Elles s'étaient assise face à face de chaque côté de la lourde table de bois près de la cheminée. Baptistine lui prit les mains.


— Moi aussi, tu vois, je suis partie de chez moi quand j'étais bien jeune. Et il faut que je te dise, il y en a eu des tempêtes depuis, des jours ensoleillés, de l'eau a coulé sous les ponts et pourtant... c'est une douleur qui ne s'éteint pas, celle d'avoir un jour coupé les liens avec les miens.

— C'était par amour pour Augustin ?

— La seule différence entre nous, c'est que tu es partie de ton plein gré alors que moi... on m'a chassée.

— Pourquoi ?

— Parce qu'Augustin n'était pas celui que mon père m'avait choisi et qu'il n'acceptait pas nos sentiments.

— C'est terrible...

— Et je ne l'ai jamais regretté, Augustin a été un mari idéal, attentif. C'est un homme bon. Mais la blessure de ne jamais avoir revu les miens ne s'est jamais refermée.

— Jamais... ou presque. J'ai croisé mes parents deux ou trois fois par hasard à Revel. A chaque fois le visage de ma mère s'est éclairé, à chaque fois je me suis approchée d'eux, à chaque fois mon père s'est détourné et l'a entraînée pour changer de direction. J'étais devenue pour lui une inconnue... Il ne m'a jamais pardonné ce choix.

— Ma pauvre Baptistine...


Elles restèrent un long moment en silence se donnant les mains par dessus la table, ne fixant que leurs doigts noués.

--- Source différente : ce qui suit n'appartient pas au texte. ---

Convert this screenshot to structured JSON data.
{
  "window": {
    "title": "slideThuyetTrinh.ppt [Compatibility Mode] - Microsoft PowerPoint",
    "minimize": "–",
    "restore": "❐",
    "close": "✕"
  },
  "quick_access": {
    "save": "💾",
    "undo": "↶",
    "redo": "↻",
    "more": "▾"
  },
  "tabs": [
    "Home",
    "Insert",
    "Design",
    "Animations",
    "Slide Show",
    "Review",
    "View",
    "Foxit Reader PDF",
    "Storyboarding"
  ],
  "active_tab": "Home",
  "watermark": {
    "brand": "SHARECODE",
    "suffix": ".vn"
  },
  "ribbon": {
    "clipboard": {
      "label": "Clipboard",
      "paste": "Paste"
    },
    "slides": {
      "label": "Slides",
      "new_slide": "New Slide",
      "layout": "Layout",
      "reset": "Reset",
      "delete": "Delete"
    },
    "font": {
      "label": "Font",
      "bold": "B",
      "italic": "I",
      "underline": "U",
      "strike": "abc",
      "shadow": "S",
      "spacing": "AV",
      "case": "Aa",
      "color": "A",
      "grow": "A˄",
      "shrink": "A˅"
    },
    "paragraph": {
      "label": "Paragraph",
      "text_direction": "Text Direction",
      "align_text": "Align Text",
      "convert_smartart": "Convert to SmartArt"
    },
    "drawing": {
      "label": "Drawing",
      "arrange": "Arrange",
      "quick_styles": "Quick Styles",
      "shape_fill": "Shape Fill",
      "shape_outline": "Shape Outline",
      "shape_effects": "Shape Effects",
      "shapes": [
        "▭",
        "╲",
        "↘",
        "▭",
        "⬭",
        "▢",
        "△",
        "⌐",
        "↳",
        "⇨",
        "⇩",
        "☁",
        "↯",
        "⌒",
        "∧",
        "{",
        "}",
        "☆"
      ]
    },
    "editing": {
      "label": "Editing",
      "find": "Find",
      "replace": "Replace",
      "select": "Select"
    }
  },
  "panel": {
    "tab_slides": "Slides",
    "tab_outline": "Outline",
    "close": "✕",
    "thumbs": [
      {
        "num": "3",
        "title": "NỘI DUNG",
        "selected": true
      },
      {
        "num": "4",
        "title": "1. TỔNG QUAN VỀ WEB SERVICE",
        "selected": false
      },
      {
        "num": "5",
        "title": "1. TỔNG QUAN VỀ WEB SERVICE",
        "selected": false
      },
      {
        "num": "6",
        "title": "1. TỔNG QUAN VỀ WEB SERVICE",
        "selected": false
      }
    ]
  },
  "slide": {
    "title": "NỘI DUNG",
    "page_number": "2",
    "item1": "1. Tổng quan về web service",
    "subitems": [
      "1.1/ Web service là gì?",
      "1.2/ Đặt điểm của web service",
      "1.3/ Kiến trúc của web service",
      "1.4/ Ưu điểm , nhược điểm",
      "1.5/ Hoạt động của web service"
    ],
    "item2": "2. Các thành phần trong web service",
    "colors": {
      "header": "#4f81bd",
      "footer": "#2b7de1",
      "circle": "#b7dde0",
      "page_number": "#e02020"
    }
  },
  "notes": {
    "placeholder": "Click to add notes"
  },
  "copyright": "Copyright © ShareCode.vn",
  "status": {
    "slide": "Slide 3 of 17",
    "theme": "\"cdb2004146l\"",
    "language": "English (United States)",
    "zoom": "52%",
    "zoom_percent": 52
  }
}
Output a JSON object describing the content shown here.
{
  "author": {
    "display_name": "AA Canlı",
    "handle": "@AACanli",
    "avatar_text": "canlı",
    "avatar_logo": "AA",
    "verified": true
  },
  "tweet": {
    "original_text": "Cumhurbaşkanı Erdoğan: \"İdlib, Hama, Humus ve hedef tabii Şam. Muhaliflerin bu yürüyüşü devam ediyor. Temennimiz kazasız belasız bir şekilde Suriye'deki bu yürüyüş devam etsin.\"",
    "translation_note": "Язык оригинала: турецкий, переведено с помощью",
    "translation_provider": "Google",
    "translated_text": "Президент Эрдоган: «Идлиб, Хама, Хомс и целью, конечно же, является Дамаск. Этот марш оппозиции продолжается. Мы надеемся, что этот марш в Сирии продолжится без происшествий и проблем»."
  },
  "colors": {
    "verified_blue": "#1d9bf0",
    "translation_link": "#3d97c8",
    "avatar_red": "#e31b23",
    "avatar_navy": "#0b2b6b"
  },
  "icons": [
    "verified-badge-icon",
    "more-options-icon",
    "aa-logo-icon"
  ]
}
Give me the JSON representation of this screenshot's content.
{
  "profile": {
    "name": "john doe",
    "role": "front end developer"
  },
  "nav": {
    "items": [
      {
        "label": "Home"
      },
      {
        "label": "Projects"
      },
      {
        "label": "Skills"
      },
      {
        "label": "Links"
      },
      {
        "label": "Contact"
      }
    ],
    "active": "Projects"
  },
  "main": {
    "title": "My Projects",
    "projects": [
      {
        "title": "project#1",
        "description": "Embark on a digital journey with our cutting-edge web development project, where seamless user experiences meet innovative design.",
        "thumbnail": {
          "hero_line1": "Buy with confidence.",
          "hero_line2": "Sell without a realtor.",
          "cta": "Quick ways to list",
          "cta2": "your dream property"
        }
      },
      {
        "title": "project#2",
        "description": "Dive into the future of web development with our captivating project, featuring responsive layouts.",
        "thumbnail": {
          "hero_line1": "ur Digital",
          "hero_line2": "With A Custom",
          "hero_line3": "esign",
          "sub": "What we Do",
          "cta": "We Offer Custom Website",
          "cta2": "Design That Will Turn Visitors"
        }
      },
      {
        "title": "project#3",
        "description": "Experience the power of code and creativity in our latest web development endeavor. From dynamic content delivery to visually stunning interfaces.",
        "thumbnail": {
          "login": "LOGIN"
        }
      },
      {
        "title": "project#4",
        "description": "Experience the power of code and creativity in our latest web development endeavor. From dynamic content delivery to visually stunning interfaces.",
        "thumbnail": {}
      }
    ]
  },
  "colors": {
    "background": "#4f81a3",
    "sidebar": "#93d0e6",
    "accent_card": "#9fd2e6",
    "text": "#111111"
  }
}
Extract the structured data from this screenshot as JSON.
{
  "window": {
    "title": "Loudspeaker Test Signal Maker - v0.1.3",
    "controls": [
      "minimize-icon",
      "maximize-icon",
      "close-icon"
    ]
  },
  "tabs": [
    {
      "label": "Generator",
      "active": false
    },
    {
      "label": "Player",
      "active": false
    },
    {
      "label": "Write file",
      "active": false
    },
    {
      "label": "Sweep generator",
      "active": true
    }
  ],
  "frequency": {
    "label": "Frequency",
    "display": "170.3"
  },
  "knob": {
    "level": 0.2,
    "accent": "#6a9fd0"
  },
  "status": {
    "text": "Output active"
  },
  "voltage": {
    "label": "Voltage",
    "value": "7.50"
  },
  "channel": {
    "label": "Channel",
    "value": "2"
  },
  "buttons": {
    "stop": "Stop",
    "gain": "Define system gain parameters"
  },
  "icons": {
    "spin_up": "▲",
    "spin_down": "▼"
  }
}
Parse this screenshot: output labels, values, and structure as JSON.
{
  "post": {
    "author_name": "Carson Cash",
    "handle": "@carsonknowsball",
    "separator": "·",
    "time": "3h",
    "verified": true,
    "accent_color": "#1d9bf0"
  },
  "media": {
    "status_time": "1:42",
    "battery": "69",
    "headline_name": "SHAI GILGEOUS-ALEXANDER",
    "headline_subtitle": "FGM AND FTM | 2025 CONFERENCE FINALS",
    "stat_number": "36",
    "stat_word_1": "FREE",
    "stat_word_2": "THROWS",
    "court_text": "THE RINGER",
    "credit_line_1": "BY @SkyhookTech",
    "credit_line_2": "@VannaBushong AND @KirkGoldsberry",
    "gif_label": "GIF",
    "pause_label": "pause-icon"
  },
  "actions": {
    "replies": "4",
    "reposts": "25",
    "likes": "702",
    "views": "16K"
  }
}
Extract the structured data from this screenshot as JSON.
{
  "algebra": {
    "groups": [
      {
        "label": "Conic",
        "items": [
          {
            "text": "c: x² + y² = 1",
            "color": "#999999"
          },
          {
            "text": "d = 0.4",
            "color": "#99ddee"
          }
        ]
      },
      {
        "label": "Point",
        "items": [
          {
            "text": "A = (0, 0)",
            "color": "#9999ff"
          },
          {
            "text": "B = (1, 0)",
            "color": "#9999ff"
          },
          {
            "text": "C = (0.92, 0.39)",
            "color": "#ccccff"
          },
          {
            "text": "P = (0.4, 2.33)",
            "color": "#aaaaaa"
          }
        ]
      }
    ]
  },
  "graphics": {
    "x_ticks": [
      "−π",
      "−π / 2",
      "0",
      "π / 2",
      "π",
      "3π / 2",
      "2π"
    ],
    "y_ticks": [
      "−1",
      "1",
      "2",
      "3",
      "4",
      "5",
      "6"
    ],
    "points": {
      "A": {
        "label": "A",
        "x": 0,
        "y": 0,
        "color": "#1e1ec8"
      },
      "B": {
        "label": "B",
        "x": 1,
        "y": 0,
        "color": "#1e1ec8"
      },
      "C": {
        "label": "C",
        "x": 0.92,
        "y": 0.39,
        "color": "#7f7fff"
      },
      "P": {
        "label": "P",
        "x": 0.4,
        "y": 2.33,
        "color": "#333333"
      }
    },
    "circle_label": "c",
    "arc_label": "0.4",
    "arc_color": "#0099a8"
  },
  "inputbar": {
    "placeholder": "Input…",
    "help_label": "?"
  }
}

— Je ne sais pas d'où tu viens ni qui tu es, petite Hélène... Ce que je veux te dire, c'est que, si pour toi il n'est peut-être pas trop tard, tu peux encore essayer de réparer les choses, de renouer les liens. Ces liens avec les tiens sont essentiels, t'en passer serait te priver d'une partie de toi.


Les yeux d'Hélène s'étaient embués, sa lèvre tremblait et sa voix se faisait sourde.


— Je suis partie sur un coup de tête, après que les miens ont eu une altercation avec Marcel que j'aimais en secret. Lorsqu'ils l'ont découvert par hasard... Enfin... Je n'ai pas supporté leur réaction... Ils me manquent tu as raison. J'ai écrit à ma tante Louise qui m'a élevée avec mon frère jumeau, je pensais lui réécrire.

— C'est pour cela que ta tristesse est si profonde qu'elle déborde de tes yeux ?

— Pas seulement...

— Que veux-tu dire ?

— Je remercie le Ciel aujourd'hui de t'avoir mise sur ma route ma chère, ma si chère Baptistine. Mais je suis en plein doute... La vie que j'imaginais avec Marcel n'était pas celle-là. Je la voyais plus facile, je l'imaginais plus tendre. Nous n'avons jamais été si proches et pourtant je crois que nous nous éloignons depuis que nous ne sommes que tous les deux sans les miens.

— Rien n'est définitif. Rien ne t'oblige. Il faut réfléchir ma petite Hélène, bien réfléchir... Prends le temps qu'il te faudra, tu es ici la bienvenue. Je suis si heureuse de t'avoir rencontrée...


A suivre...


Rendez-vous la semaine prochaine pour le trente huitième épisode de cette saison 2, intitulé "Le temps des décisions"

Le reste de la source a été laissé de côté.